The company is the second refiner after rival Valero Energy to post bullish numbers at a time when investors and analysts had largely expected poor performance from refiners due to higher prices of Canadian oil
Higher Canadian crude prices bruised refining margins of Phillips 66, which fell 56 percent from the fourth quarter.
Adding to its woes were planned turnarounds and unplanned outages that impacted five refineries. On an adjusted basis, the company's refining business lost $219 million in the quarter, compared with an income of $110 million a year ago.
"We ran lights out in the fourth quarter but I think we've run kind of rugged in the first quarter," Chief Executive Greg Garland said on a conference call with analysts.
The company had an uncharacteristic six percent of unplanned downtime in the quarter, when they would normally target about two percent, he added.
Canada's largest crude-producing province Alberta mandated temporary oil production cuts effective January to boost prices of Canadian crude and ease congestion on pipelines that caused a crude glut and steep discounts on Canadian crude.

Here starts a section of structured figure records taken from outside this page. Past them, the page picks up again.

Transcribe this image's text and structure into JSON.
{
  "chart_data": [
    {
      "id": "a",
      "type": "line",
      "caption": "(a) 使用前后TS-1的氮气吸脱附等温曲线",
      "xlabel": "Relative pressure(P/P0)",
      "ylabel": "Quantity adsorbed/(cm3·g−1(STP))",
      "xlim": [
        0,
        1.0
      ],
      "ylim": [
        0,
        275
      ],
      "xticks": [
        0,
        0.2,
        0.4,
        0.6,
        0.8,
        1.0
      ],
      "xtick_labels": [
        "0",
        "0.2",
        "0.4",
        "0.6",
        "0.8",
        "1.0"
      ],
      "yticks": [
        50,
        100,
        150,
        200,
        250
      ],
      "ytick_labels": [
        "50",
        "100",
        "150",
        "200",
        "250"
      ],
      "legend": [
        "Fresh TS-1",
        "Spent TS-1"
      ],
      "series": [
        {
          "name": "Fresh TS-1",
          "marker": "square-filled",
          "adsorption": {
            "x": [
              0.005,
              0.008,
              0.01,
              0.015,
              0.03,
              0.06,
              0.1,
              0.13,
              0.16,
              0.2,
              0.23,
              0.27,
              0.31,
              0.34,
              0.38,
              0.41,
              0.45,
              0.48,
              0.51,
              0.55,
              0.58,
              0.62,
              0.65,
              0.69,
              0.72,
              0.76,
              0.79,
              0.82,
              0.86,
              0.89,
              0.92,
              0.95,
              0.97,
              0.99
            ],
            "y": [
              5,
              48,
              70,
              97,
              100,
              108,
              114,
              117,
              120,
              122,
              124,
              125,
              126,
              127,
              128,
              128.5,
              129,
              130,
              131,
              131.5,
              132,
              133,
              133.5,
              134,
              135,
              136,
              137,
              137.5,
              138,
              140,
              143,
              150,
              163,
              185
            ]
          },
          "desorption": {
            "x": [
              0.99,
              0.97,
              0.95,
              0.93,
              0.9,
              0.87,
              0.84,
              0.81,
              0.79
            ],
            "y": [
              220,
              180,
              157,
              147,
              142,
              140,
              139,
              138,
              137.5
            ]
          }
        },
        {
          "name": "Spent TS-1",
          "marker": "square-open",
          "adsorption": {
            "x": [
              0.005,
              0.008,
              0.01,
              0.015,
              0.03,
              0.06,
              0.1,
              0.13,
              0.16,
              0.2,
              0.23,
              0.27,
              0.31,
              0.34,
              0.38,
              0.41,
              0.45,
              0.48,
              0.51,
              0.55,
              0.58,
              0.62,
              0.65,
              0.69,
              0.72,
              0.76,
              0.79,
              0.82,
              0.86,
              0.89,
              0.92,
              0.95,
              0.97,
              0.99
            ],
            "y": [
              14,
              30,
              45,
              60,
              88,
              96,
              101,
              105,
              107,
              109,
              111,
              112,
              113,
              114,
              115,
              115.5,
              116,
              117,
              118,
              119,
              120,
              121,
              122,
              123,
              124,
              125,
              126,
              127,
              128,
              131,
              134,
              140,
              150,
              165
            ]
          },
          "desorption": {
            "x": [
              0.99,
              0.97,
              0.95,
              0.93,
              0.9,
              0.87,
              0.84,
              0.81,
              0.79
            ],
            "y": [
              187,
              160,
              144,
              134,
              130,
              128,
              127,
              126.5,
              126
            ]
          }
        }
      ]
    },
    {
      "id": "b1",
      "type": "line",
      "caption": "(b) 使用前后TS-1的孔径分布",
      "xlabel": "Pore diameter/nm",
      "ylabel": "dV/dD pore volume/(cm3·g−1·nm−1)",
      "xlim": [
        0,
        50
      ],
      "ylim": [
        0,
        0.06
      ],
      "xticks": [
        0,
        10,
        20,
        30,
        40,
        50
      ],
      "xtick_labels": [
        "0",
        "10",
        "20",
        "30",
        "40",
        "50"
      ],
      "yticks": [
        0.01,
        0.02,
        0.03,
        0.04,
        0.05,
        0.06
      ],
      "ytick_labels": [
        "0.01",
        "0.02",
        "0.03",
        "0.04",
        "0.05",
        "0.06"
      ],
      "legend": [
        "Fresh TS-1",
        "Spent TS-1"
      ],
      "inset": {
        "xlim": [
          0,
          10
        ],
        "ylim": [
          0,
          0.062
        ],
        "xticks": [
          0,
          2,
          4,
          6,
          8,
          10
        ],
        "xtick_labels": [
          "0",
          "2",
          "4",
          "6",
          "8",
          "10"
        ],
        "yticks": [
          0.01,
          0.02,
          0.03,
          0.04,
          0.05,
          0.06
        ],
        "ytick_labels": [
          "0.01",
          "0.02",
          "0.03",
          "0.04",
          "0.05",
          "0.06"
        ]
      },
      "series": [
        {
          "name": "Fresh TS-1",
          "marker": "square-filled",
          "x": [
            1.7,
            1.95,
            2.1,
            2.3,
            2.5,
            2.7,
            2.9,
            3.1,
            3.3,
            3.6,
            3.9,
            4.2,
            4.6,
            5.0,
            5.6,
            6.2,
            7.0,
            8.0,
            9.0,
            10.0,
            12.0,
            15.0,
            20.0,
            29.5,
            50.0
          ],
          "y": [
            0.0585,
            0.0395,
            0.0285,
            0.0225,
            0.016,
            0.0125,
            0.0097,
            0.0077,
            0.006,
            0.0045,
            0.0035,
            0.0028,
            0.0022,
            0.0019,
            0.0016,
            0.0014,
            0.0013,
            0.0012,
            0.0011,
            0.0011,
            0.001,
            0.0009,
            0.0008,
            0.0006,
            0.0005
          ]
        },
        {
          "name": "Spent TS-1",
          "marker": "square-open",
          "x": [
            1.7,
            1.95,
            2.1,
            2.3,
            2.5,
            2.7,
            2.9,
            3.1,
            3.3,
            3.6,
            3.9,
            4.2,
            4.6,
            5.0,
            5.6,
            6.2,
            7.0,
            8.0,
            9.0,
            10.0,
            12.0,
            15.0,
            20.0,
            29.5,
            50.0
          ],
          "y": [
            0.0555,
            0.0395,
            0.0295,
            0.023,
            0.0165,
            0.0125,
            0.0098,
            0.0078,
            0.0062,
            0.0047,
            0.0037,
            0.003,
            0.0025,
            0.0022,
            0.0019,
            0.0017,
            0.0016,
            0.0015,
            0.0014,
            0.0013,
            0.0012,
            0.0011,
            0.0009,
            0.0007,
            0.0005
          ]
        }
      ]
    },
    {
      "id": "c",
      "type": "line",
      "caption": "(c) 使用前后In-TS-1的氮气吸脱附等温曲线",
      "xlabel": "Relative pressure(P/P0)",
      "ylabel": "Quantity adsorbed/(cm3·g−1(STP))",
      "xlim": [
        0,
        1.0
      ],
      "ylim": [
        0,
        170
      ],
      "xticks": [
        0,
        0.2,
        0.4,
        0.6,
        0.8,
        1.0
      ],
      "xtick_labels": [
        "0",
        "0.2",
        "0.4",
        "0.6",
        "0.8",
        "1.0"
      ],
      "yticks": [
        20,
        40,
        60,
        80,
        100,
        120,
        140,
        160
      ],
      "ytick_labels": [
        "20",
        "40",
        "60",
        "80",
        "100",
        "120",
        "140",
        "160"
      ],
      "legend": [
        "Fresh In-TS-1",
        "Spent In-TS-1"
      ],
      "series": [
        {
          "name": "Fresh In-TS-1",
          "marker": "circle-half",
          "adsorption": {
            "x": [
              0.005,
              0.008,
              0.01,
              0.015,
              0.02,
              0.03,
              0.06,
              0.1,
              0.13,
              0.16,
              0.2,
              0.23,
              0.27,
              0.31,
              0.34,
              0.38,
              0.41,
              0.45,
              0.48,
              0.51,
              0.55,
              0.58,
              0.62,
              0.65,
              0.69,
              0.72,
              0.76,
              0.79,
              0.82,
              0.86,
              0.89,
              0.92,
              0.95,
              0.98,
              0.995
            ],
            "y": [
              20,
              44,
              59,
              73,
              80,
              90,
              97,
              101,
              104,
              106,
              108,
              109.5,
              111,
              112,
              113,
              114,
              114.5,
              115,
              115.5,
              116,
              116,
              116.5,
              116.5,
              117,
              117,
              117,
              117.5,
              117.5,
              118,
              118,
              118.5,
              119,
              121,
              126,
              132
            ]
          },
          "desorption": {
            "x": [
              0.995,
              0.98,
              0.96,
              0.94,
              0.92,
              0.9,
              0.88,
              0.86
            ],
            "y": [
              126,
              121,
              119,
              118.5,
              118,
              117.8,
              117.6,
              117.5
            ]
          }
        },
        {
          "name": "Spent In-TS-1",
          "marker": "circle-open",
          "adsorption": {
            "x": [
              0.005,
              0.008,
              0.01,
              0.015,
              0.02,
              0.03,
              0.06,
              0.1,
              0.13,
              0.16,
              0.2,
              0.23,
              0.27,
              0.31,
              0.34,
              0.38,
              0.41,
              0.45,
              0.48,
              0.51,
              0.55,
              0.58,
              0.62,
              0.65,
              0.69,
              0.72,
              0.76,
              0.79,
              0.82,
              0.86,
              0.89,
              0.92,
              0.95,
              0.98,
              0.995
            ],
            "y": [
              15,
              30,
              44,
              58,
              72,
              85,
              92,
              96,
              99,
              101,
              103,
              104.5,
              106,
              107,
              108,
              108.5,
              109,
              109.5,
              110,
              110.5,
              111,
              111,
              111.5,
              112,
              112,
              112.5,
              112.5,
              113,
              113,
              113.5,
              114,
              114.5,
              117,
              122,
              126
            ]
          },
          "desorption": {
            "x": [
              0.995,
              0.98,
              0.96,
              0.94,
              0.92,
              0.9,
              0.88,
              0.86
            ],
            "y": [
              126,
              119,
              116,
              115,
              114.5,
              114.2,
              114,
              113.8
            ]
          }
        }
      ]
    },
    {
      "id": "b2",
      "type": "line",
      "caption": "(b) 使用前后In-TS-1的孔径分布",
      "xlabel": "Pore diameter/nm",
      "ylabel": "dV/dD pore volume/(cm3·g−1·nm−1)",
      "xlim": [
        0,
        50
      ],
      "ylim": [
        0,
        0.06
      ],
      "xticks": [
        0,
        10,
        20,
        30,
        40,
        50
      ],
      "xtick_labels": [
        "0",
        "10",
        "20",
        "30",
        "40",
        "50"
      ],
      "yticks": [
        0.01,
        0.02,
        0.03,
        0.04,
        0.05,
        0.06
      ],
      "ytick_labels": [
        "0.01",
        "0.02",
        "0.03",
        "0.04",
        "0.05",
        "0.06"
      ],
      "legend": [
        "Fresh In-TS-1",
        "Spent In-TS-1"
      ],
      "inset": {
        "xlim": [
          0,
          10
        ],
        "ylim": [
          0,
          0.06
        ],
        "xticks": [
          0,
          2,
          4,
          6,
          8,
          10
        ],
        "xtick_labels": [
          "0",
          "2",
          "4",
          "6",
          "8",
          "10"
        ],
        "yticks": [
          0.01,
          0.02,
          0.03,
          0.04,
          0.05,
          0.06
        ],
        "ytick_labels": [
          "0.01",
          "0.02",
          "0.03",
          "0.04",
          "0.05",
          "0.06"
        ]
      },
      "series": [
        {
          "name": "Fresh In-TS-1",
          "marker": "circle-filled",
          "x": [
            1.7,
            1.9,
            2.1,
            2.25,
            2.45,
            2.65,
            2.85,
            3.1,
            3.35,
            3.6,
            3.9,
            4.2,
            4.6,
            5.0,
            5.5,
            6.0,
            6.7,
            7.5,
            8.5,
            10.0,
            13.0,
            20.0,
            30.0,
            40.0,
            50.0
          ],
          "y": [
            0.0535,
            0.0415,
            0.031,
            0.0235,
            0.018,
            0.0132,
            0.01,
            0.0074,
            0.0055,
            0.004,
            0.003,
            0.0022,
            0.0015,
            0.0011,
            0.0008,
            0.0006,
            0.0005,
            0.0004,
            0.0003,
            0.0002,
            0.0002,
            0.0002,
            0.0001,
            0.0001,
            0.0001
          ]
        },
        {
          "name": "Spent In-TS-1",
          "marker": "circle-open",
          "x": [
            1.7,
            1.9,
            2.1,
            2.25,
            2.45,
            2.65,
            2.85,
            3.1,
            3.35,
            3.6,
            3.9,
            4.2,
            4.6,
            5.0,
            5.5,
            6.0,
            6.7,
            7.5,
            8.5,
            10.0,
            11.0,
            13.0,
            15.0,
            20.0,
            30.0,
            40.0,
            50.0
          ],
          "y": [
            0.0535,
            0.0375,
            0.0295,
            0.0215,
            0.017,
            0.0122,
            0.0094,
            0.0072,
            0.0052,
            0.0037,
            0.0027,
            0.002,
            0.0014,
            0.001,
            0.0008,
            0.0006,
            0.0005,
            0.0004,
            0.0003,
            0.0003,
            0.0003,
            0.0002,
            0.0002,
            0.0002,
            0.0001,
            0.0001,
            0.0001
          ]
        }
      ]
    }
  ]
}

Integrated producers with domestic refinery like Suncor Energy, Husky Energy Inc and Imperial Oil Ltd that have benefited from refining cheaper oil have opposed Alberta's move.
"Phillips 66 lost money in three of the four refining regions, which is not normal for the company. The company has an otherwise strong track record of operations in refining and we expect the company will make a comeback in the second quarter," Credit Suisse analyst Manav Gupta said in a note.
On an adjusted basis, Phillips 66's profit fell to $187 million, or 40 cents per share, in the first quarter ended March 31, from $512 million or $1.04 per share a year earlier.
Analysts, on average, were expecting the Houston, Texas-based refiner to post a profit of 34 cents per share, according to IBES data from Refinitiv.
The company's refineries ran at a utilization rate of 84 percent in the quarter against 89 percent in the year-ago quarter.